SUMMARY OF PROVISIONS: Section 1. Legislative intent.

Section two of the bill provides that, as used in existing education law, mental hygiene law and insurance law, "autism" or "autism spectrum disorder" will be defined as including relevant diagnoses using DSM-IV, as well as relevant diagnoses using DSM-5.

Section three provides the effective date.

JUSTIFICATION: The bill provides that during the transition from. the DSM-IV to the DSM-5, people with a diagnosis under the DSM-IV will not have their benefits or state services disrupted. The bill does not intend to expand benefits, but rather to ensure the continuation of benefits and state services, such as educational services, for individuals that have an established diagnosis under the DSM-IV. Due to the fact that one in fifty children may have an autistic spectrum disorder and the importance of early and appropriate treatment, it is essential to ensure the continuity of benefits and services for individuals with a diagnosis.

LEGISLATIVE HISTORY: New bill

FISCAL IMPLICATIONS: Needs to be determined.

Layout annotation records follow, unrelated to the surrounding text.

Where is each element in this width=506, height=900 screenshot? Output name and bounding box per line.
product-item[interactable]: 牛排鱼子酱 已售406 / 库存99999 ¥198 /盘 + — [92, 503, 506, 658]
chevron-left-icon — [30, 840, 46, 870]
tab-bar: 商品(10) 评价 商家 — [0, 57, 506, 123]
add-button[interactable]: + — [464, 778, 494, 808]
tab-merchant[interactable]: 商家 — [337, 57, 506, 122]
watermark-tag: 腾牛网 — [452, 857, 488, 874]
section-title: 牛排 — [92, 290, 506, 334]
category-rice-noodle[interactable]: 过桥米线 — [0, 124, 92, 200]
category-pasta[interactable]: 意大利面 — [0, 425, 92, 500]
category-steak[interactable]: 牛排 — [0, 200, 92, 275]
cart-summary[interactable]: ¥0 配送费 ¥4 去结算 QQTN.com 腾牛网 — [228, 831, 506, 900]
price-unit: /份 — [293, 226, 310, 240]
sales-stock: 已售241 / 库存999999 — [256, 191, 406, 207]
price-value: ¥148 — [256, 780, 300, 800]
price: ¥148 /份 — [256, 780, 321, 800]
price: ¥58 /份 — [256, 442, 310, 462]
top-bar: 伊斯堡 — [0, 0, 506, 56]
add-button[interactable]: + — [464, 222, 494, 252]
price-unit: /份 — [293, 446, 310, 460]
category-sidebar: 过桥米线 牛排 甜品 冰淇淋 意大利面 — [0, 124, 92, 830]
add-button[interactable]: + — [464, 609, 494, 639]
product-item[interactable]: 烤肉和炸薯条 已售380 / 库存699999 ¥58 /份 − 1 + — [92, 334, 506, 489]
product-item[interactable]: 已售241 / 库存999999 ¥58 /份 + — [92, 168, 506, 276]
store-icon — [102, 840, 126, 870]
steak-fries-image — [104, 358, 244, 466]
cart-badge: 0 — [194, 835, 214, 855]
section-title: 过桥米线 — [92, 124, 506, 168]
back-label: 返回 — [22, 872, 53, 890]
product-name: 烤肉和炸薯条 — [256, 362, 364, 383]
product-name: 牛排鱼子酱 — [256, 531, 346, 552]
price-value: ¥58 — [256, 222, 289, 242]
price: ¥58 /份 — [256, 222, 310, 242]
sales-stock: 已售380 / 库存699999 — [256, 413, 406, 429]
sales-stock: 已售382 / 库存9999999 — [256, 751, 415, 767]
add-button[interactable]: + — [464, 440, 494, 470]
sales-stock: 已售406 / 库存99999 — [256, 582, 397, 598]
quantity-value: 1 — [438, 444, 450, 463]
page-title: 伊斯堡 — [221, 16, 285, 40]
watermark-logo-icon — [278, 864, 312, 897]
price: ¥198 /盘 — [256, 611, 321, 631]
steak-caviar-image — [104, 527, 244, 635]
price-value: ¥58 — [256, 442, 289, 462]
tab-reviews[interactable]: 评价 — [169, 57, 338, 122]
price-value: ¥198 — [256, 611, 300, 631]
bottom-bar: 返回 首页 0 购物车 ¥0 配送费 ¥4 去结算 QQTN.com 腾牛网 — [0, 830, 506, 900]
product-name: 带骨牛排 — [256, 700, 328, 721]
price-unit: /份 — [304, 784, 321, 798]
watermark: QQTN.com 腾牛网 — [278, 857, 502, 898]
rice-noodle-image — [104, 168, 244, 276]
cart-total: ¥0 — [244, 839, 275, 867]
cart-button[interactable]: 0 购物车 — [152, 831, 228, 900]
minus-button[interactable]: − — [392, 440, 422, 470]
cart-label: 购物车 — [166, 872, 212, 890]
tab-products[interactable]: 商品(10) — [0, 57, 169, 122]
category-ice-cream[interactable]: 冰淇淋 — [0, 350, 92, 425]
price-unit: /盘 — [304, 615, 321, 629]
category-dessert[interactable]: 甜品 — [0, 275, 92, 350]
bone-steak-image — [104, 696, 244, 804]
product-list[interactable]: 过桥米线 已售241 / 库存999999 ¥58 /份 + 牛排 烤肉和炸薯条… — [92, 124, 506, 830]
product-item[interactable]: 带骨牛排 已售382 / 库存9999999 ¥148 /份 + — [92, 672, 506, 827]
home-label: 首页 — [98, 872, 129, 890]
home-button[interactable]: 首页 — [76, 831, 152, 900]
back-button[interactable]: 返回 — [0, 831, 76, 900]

EFFECTIVE DATE: Shall take effect immediately and be deemed repealed after two years.


Text

STATE OF NEW YORK ________________________________________________________________________ 5801 2013-2014 Regular Sessions IN SENATE June 15, 2013 ___________
Introduced by Sens. CARLUCCI, GRIFFO -- read twice and ordered printed, and when printed to be committed to the Committee on Rules AN ACT to define the term "autism" for the purposes of the education law and the mental hygiene law and the term "autism spectrum disorder" for the purposes of the insurance law and providing for the repeal of such provisions upon expiration thereof THE PEOPLE OF THE STATE OF NEW YORK, REPRESENTED IN SENATE AND ASSEM- BLY, DO ENACT AS FOLLOWS: Section 1. Legislative Intent. The legislature hereby finds that, according to Centers for Disease Control and Prevention, as many as one in 50 children may have an autism spectrum disorder (ASD). The legisla- ture further finds that early, continuous and appropriate treatment facilitates the best possible outcome for children diagnosed with ASDs. The legislature further finds that, while the periodic reformulation of diagnostic criteria is vital to ensuring the provision of effective care, the State must respond accordingly to guarantee that such changes do not impact the eligibility of individuals currently receiving treat- ment under the law. Therefore, the legislature finds it appropriate to enact measures preserving the existing rights and entitlements of those diagnosed with pervasive developmental disorders using the fourth edition text revision of the Diagnostic and Statistical Manual of Mental Disorders (DSM-IV TR) as the medical community transitions to criteria implemented by the fifth edition (DSM-5). The legislature finds that in addition to ensuring continued benefits and state services it is impor- tant to convene a council to study the transition from (DSM-IV TR) to the criteria implemented by the fifth edition to ensure that individuals who qualify under (DSM-IV TR) will continue to qualify under DSM-5. S 2. Notwithstanding any law to the contrary, "autism," for the purposes of the education law and the mental hygiene law, and "autism spectrum disorder," for the purposes of the insurance law, shall mean either: (1) an autistic disorder, Asperger's disorder, Rett's disorder,
childhood disintegrative disorder, or pervasive developmental disorder not otherwise specified (PDD-NOS), as diagnosed using the fourth edition text revision of the Diagnostic and Statistical Manual of Mental Disor- ders (DSM-IV TR); or (2) an autism spectrum disorder diagnosed using the most recent edition of the Diagnostic and Statistical Manual of Mental Disorders. S 3. This act shall take effect immediately and shall expire and be deemed repealed two years after such effective date.